Introduction
Cyanobacteria comprise one of the oldest and most diverse phyla in the Bacteria domain and are recognized for their importance in the biosphere evolution. Members of this phylum can be found in a wide variety of environments reflecting their photosynthetic ability, adaptability to various environmental conditions, and diversified metabolism. Such characteristics make cyanobacteria one of the preferred targets for research on bioactive compounds and new enzymes (Schirrmeister et al., 2011; Dittmann et al., 2015).
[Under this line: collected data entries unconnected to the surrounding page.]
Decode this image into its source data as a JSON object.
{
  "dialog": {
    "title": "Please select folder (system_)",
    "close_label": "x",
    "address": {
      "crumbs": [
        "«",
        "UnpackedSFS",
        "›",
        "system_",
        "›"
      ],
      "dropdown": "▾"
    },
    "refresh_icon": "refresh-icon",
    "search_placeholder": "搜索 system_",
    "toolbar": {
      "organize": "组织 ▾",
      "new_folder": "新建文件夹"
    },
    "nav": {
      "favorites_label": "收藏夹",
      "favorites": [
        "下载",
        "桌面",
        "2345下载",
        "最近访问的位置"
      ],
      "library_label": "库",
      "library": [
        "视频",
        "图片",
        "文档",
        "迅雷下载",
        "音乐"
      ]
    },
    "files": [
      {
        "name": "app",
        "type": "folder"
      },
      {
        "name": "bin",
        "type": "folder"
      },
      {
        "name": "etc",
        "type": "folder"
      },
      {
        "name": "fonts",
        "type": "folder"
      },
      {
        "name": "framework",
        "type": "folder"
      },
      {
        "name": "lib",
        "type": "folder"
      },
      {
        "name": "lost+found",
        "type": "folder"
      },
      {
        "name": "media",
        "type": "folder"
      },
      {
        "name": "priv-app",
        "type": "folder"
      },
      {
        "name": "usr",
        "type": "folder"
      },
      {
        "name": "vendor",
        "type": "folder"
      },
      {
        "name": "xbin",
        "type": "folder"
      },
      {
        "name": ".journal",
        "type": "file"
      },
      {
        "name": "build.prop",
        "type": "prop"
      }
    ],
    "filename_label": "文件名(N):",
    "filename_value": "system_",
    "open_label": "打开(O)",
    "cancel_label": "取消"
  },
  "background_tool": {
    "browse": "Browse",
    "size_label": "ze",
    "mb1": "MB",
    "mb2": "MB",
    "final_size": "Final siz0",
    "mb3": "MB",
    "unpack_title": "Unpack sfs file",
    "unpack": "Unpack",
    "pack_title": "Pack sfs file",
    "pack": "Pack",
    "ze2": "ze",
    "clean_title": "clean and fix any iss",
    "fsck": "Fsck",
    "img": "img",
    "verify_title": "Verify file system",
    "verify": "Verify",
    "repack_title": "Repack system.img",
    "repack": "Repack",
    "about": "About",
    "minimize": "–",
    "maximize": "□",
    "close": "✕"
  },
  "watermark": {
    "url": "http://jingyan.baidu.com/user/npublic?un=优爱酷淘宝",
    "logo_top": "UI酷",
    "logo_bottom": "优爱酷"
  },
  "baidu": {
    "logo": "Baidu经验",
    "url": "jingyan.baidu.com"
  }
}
Pantanalinema was described as a new genus of the Leptolyngbyaceae cyanobacterial family by a polyphasic approach, which included morphological characteristics, 16S rRNA gene phylogeny, 16S-23S ITS rRNA secondary structures, and physiological characteristics such as adaptability to pH variations (Vaz et al., 2015).
This genus has been described only in Brazilian biomes such as the Pantanal and the Amazon, the first isolates being found in a lake. These Pantanalinema isolates were characterized by their ability to grow over a wide pH range (pH 4 to 11) as well as to modify the culture medium pH around neutrality (pH 6 to 7.4). Due to these characteristics, it is thought that this genus can occupy a variety of ecological niches, such as alkaline or slightly acidic water bodies (Vaz et al., 2015; Genuário et al., 2017). Taxonomic classification of Pantanalinema isolates requires the use of molecular markers as this genus is morphologically very similar to the recently described genus Amazoninema, which, in turn, has comparable morphology to other genera of the Leptolyngbyaceae family (Genuário et al., 2018).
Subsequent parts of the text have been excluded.